All of these baseless, evidence-free accusations from Harry Reid against Mitt Romney over his income reminded me of something — Reid has a lot of unanswered questions about his own income, questions that the LA Times and others have been asking for years.  In 2006 and 2007, a number of questions arose about Reid’s wealth in real estate, his ties to contributors, and his involvement in legislation that benefited all of the above.  At that time, I blogged at Captain’s Quarters and wrote quite a bit about the probes into Reid’s finances, which have mainly drifted out of memory.  As long as Reid wants to talk about income and wealth, though, why not revisit these posts?

I’ll start today by reposting one from the CapQ archives.  This one comes from January 29, 2007, and serves as a pretty good launching pad for more to follow.

The Los Angeles Times continues its in-depth look at the remarkable finances of Harry Reid, who came into politics a humble man and who apparently intends on leaving it a land baron. The LAT reports on a transaction that gave Reid a 160-acre parcel of land at one-tenth its value, which coincidentally came from a lubricants distributor who shortly afterwards became the intended beneficiary of a Harry Reid-sponsored piece of legislation (via Hang Right Politics):

It’s hard to buy undeveloped land in booming northern Arizona for $166 an acre. But now-Senate Majority Leader Harry Reid effectively did just that when a longtime friend decided to sell property owned by the employee pension fund that he controlled.In 2002, Reid (D-Nev.) paid $10,000 to a pension fund controlled by Clair Haycock, a Las Vegas lubricants distributor and his friend for 50 years. The payment gave the senator full control of a 160-acre parcel in Bullhead City that Reid and the pension fund had jointly owned. Reid’s price for the equivalent of 60 acres of undeveloped desert was less than one-tenth of the value the assessor placed on it at the time.

Six months after the deal closed, Reid introduced legislation to address the plight of lubricants dealers who had their supplies disrupted by the decisions of big oil companies. It was an issue the Haycock family had brought to Reid’s attention in 1994, according to a source familiar with the events.

If Reid were to sell the property for any of the various estimates of its value, his gain on the $10,000 investment could range from $50,000 to $290,000.

It is a potential violation of congressional ethics standards for a member to accept anything of value — including a real estate discount — from a person with interests before Congress.
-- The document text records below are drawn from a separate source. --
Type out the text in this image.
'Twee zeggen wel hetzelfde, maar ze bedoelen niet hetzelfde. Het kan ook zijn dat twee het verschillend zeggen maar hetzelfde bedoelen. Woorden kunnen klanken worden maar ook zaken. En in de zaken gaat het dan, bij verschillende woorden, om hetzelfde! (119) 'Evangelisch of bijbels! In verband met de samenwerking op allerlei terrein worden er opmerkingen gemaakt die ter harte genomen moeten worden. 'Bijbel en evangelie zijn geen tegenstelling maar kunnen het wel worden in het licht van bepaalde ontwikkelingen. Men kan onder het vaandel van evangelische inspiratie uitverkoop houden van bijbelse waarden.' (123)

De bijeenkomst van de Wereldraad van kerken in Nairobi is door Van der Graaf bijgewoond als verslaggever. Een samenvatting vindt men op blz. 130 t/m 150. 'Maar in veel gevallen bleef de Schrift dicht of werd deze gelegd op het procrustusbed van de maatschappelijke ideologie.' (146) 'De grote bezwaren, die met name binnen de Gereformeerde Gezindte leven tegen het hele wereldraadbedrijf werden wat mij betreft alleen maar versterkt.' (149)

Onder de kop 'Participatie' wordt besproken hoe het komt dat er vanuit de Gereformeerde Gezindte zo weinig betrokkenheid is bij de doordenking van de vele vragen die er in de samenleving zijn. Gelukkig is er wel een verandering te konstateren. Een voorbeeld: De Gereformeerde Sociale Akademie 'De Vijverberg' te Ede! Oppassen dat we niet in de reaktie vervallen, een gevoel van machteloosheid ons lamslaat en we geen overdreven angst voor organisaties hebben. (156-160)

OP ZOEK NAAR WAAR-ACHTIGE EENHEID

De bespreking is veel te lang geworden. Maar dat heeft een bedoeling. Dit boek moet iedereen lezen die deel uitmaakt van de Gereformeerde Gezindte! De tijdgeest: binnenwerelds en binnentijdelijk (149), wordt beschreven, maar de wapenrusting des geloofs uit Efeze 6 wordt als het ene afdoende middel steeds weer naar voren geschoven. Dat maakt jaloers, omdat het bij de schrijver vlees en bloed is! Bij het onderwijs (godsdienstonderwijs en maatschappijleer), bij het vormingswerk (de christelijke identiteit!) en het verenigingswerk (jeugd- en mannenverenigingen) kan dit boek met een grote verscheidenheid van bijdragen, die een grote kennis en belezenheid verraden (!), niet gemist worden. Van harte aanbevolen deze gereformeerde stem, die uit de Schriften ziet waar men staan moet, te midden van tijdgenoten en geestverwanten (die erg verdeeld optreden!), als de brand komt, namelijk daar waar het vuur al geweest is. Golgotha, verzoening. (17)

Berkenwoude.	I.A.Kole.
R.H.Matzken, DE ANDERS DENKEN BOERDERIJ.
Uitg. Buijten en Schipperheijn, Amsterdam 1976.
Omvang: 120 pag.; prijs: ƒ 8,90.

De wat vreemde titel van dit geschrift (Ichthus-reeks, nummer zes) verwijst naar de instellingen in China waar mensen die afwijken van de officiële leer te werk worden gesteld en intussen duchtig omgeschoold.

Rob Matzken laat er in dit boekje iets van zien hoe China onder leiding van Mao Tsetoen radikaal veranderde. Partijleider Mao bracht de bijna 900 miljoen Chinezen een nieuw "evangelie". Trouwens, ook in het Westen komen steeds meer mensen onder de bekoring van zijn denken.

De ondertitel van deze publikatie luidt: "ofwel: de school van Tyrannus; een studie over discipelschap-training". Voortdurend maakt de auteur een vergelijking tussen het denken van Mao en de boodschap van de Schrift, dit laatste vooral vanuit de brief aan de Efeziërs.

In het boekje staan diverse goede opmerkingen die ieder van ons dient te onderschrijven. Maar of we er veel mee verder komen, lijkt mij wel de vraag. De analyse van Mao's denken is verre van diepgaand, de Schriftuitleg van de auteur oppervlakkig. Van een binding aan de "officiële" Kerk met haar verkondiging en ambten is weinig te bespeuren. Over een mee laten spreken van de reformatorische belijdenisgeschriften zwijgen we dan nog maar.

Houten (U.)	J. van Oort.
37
The bill that Reid proposed never passed, but the land passed to Reid nevertheless. It would have imposed government restrictions on interruptions of supply from oil suppliers to lubricant distributors, a common problem faced by people like Haycock. Although his repeated attempts to pass the legislation never succeeded, Reid’s efforts made it clear to the suppliers that Congress had, in the words of LAT reporters Chuck Neubauer and Tom Hamburger, taken an interest in supply interruptions — a message that certainly seems intended to intimidate Haycock’s suppliers.

In 1982, Haycock and Reid purchased the land in a partnership in which Reid owned a five-eighths share. Haycock spent $1500 an acre for his share of the land. In 1987, Haycock used his portion of the land as a contribution to his employee pension fund. A few years later, a California group bought the entire 160 acres from Reid and Haycock for over $1.3 million, which amounted to $8400 an acre — a fabulous return on investment over the 10 years that Reid and Haycock held the land. Unfortunately, the California investors ended up defaulting on the sale, and it reverted back to Reid and Haycock.